GROSS: So you've taken a lot of stuff from your sources that was not supposed to be revealed and you've revealed it. Why do you think it's important to take the classified information that you were able to access and make it public?

Ms. JACOBSEN: Because if we really did have a program that involved experimenting on humans and the result was death, that needs to be made public. And one of the things that people may say is, you know, how could you accuse the Atomic Energy Commission of such things? And I do make very clear, because my source told me this, that it's the Atomic Energy Commission that has the original files on Roswell and it's specifically the defense contractor EG&G, and those files are protected from even the president by the national security-keeping system at the Atomic Energy Commission enjoys. But the Atomic Energy Commission, as I write in the book, Terry, has a long history of experimenting on humans. And this has been written about publicly, and many people kind of turn the other way when they hear about these things.

No one wants to hear about retarded children in Massachusetts who have been injected with plutonium, as the reporter Eileen Welsome reported in the 1990s, which set about President Clinton investigating the crimes of the Atomic Energy Commission. And no one wants to hear about those things. Why? I don't know.
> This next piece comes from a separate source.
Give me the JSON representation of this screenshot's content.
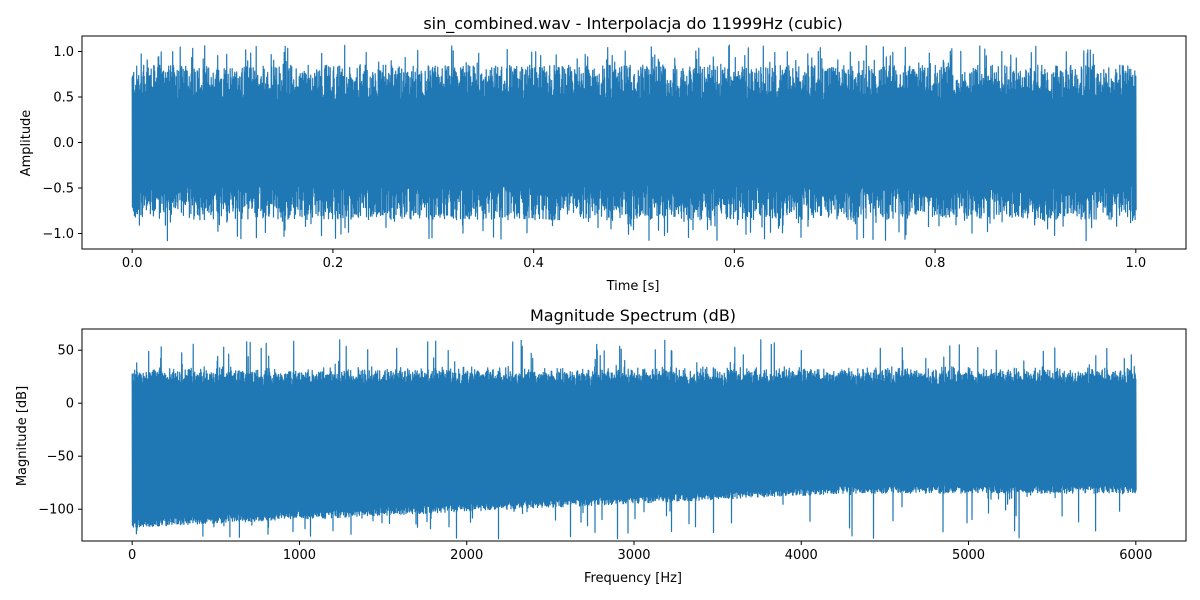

Hillary Clinton apologized to the Guatemalans just in October of last year for the fact that our scientists went into mental institutions in Guatemala, pulled people out and infected them with syphilis so that we could see what would happen. Now, these are horrific human experiments, and we have done them. And in my opinion, people sort of pay attention to it, and then go on with their lives. And maybe this one might make people think a little more clearly about this, because it is such a high-profile subject, because so many people are concerned with all these different theories about Roswell.

GROSS: Do you know what Area 51 is being used for now?

Ms. JACOBSEN: Well, my understanding is that Area 51 is now the place where our most important drones and our overhead espionage platforms are being developed. And in the most interesting way that brings my story full circle is that these eyes in the skies, this idea which began right after World War II that overhead espionage would keep us out of war, they've now merged with weaponry, because as we know from the Predator drone and the Reaper drone, the eyes in the skies now also shoot missiles.

And it's also interesting that our director of Central Intelligence is going to be the secretary of defense. And one of the top men in Afghanistan is going to go over to the CIA. So you see, in the 21st century, how these two organizations are overlapping and working together.

GROSS: Annie Jacobsen, thank you so much for talking with us.

Ms. JACOBSEN: Thank you for having me.

GROSS: Annie Jacobsen is the author of the new book "Area 51." She's a contributing editor at the Los Angeles Times Magazine, where she writes about national security.